ALTER PROCEDURE [dbo].[usp_ExtractData](
@TotalRecord int--Create random records for each product
)

AS
BEGIN
    --MS SQL 2008
    SET NOCOUNT ON;

    --SECTION 1--Create test data--- GO TO SECTION 2
        --Create Variable table to Products fake data
        DECLARE @Product TABLE
        (
          ProductID int primary  key not null
          ,SKU varchar(100) not null
        )
        --Insert couple records into @Product table
        INSERT INTO @Product(ProductID, SKU) VALUES     (100,'CUP100')
        INSERT INTO @Product(ProductID, SKU) VALUES     (101,'CUP101')
        INSERT INTO @Product(ProductID, SKU) VALUES     (102,'MUG101')

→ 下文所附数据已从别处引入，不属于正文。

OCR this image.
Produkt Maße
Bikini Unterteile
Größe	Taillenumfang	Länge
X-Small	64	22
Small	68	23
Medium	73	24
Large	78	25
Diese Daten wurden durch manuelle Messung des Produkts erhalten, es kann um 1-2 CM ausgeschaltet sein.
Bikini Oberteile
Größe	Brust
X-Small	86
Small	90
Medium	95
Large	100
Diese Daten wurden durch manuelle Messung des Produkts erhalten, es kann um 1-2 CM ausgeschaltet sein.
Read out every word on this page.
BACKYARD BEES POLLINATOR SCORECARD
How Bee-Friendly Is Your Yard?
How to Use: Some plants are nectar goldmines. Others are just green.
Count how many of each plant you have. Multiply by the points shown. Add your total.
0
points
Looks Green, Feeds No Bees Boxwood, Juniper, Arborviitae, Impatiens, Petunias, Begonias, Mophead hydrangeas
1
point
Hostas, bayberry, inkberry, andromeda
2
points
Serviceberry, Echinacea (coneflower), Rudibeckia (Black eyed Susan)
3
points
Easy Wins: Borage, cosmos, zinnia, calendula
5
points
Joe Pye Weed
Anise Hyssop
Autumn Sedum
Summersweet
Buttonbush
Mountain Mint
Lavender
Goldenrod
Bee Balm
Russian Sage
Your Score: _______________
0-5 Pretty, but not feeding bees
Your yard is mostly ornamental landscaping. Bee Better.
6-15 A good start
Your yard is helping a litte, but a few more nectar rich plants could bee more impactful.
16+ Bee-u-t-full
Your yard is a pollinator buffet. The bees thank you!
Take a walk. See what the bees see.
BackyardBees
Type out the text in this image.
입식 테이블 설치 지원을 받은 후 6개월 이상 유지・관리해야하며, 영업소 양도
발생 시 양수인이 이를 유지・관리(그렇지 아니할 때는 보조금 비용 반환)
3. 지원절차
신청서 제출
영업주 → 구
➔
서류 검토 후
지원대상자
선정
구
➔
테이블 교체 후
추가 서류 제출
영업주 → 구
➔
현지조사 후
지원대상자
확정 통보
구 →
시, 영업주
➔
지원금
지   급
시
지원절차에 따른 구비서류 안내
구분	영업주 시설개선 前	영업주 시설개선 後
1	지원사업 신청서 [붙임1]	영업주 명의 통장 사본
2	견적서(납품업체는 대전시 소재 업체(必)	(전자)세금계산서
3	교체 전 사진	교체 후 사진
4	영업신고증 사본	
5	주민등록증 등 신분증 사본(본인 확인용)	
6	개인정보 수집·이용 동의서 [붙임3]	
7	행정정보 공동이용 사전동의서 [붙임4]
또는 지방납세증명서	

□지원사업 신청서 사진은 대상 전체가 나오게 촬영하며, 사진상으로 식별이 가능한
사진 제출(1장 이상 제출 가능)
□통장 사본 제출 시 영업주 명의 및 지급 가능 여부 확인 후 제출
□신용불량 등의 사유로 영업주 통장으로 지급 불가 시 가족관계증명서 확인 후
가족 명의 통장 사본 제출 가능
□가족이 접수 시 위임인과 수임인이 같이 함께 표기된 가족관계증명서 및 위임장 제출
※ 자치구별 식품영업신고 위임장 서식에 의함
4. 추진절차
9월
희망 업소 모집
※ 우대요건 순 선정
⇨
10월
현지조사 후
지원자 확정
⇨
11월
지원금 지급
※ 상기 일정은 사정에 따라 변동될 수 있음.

        --Create Variable table to hold Products History data
        DECLARE @History TABLE
        (
           ID int identity not null
          ,ProductID int not null
          ,VisitedDatetime datetime not null
        )

        --Generate random record for testing
        WHILE @TotalRecord>0
            BEGIN
                INSERT INTO  @History( ProductID, VisitedDatetime) VALUES (100,DATEADD(minute,rand()*100,GETDATE()))
                INSERT INTO  @History( ProductID, VisitedDatetime) VALUES (101,DATEADD(minute,rand()*100,GETDATE()))
                INSERT INTO  @History( ProductID, VisitedDatetime) VALUES (102,DATEADD(minute,rand()*100,GETDATE()))
                set @TotalRecord=@TotalRecord-1
            END
    --SECTION 1--Finised creating test data



    ---SECTION B 

      --SELECTION B1- SEE DATA
      SELECT * FROM @History         ORDER BY ProductID, VisitedDatetime DESC
        --Run query to find the last visit per each ProductID

        --THIS IS TOO SLOW
        DECLARE @TestPerformanceDatetime datetime--Test performance
        SET @TestPerformanceDatetime= GETDATE()
        SELECT  *, (select top(1) VisitedDatetime FROM @History as t2 WHERE t2.ProductID=ProductID and VisitedDatetime BETWEEN GETDATE() AND GETDATE()+10 ORDER BY VisitedDatetime DESC) as LastVistiDate
        FROM     @Product

        --Display the performance
        SELECT  DATEDIFF(SECOND, @TestPerformanceDatetime,getdate()) AS TotalSeconds
    ---SECTION B - End
END
4

3 回答 3

2

使用cross applymax()

select *
from @Product p
cross apply (
    select MAX(VisitedDatetime) LastVisitedDatetime
    from @History
    where VisitedDatetime BETWEEN GETDATE() AND GETDATE()+10
        and ProductID = p.ProductID
) h
于 2012-08-25T00:10:54.167 回答
0

这个查询的原始版本我得到了 0 秒,所以我将随机测试记录的数量从 400,000 增加到 4,000,000。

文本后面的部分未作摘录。